Foreign personal holding company income (FPHCI) is defined for U.S. controlled foreign corporation rules and, with modifications, for U.S. foreign tax credit rules. It consists of interest, dividends, rents, royalties, gains on property producing FPHCI, and certain other items. Exceptions are provided for active rents and royalties, certain related party rents and royalties, same country income, and certain other items. For purposes of the foreign tax credit, an additional exception requires look-through of certain income received from a controlled foreign corporation.

==Exceptions==

Under the basic definition, there are exclusions and exceptions, which include:
- Rents and royalties derived in the active conduct of a trade or business (e.g., a car rental business). For royalties to qualify, the property must have been substantially developed by the recipient of the royalties.
- Interest and dividends received from related parties organized in the same country as the recipient.
- Rents and royalties received from related parties for use of property in the same country as the recipient is organized.
- For 2006 through 2009, interest or dividends received from any related party.

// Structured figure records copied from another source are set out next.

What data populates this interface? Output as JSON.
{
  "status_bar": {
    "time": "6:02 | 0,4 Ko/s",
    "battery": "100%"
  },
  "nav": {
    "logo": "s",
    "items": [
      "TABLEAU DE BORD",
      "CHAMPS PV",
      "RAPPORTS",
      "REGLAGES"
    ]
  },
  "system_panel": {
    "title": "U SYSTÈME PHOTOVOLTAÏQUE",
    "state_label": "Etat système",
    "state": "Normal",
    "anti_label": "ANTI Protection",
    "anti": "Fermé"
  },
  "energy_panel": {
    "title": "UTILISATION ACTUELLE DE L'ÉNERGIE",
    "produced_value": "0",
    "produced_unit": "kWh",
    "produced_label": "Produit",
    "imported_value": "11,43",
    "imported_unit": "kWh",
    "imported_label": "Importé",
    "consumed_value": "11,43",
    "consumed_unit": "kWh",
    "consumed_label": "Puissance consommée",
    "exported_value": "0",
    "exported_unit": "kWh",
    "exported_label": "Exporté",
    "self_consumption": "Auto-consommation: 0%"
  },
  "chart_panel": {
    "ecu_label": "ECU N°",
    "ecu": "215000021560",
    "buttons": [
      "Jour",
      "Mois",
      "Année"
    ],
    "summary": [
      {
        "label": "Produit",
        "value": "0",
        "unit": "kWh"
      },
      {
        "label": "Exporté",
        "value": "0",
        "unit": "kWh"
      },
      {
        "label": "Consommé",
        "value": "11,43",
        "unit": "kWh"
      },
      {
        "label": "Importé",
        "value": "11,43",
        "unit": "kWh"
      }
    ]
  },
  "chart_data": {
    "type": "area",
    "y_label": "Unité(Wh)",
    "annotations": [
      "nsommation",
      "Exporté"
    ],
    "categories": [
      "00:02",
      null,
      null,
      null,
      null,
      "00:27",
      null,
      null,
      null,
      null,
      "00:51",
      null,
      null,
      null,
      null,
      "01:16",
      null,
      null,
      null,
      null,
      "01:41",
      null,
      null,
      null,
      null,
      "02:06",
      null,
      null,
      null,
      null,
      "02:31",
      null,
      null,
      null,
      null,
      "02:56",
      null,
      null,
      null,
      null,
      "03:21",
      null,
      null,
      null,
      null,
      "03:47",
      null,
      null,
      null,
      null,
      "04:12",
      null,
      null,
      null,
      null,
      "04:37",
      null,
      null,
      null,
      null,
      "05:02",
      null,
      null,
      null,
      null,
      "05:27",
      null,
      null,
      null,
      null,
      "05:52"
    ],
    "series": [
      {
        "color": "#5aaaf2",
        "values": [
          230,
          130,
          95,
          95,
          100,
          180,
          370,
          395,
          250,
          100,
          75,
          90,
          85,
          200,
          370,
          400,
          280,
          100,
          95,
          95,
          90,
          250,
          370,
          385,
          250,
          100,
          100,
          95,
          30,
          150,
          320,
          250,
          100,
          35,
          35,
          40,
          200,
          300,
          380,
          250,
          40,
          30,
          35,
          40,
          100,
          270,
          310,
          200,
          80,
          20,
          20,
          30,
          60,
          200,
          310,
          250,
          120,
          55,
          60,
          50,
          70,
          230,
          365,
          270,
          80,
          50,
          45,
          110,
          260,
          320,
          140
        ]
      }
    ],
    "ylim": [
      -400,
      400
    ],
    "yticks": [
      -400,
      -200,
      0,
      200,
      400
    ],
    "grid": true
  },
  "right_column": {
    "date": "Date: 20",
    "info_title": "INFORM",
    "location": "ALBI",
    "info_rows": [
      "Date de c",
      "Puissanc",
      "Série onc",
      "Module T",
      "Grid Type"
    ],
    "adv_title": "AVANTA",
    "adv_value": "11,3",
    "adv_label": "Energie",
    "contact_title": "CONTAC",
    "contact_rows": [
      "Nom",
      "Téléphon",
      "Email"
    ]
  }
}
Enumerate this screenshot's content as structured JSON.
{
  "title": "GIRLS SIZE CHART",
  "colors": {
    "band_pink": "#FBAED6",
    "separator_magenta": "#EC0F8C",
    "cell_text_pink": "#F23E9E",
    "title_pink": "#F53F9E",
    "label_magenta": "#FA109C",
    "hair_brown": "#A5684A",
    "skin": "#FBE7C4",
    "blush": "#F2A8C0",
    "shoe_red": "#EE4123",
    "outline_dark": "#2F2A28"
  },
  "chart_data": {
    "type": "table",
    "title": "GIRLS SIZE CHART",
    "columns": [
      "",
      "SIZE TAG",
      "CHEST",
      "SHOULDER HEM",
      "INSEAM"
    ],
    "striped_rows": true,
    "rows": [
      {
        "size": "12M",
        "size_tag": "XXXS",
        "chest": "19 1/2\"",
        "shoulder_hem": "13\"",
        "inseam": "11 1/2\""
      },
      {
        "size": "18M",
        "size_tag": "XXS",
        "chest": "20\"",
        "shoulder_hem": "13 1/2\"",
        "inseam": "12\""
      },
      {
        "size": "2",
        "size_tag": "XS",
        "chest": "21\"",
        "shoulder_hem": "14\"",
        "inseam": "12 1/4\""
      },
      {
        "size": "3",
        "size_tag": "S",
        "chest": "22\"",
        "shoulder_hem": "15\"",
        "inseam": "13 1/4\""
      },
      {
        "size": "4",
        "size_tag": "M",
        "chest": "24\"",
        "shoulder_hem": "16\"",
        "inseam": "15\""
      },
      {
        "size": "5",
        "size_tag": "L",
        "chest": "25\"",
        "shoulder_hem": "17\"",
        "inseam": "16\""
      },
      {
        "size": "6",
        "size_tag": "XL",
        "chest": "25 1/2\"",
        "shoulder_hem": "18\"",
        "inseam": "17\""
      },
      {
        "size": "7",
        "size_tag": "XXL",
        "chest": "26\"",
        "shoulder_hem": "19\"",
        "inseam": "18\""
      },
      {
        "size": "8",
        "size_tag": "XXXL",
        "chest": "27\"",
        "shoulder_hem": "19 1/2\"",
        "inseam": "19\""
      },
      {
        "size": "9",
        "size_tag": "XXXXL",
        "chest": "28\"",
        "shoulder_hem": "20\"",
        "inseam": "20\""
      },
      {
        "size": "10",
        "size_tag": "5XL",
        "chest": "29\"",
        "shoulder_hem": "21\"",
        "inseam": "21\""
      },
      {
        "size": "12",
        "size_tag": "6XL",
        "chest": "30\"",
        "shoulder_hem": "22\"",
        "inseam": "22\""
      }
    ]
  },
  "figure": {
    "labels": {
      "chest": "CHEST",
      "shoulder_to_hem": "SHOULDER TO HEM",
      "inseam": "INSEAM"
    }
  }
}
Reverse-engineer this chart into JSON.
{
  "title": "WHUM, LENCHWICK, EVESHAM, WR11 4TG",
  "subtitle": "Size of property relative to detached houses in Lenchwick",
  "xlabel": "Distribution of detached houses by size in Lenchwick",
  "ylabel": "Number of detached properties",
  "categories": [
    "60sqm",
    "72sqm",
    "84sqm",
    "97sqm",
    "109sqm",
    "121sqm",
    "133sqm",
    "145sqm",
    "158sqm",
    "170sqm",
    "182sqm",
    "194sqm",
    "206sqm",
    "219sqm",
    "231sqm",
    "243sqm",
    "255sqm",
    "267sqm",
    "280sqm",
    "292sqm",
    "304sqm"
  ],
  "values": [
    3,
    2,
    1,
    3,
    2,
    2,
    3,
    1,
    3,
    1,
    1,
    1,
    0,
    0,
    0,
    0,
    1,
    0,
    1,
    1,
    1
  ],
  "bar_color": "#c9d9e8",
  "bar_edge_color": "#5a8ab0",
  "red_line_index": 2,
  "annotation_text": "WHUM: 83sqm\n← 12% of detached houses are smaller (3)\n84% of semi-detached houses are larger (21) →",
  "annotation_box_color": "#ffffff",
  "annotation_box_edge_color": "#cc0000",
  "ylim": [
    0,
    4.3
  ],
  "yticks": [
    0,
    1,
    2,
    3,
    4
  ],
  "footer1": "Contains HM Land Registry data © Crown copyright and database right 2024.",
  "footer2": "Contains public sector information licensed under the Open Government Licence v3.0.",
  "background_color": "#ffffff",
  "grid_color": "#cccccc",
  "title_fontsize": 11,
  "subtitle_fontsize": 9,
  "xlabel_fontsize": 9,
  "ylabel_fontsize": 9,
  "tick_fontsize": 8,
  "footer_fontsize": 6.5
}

Generally, the related party exclusions do not apply if the item in the hands of the payor must be allocated or apportioned to Subpart F income. Thus, rents paid by CFC1 to CFC2 would be Subpart F income to CFC2 regardless of exceptions or exclusions if CFC1 would allocate the rental expense to Subpart F activities.

==Look-Through==

For Foreign Tax Credit purposes, certain types of income are re-characterized (looked-through) based on the character of the income underlying the payment. Dividends received from a 10% or more owned controlled foreign corporation (CFC) with respect to which the recipient is a U.S. shareholder (whether or not the controlling shareholder) are re-characterized based on the earnings and profits (E&P) of the payor CFC. Interest, rents and royalties received from a similar CFC are recharacterized based on the type of income to which the payor must allocate and apportion the corresponding item of expense. Thus, if a Swiss corporation that has two owners, both U.S., pays its 20% owner interest of $1,000 and under allocation and apportionment principles its interest expense must be apportioned 42% to passive and 58% to general limitation income, then the interest income of that U.S. person from the Swiss corporation is $420 passive and $580 general limitation, and only the passive income constitutes FPHCI.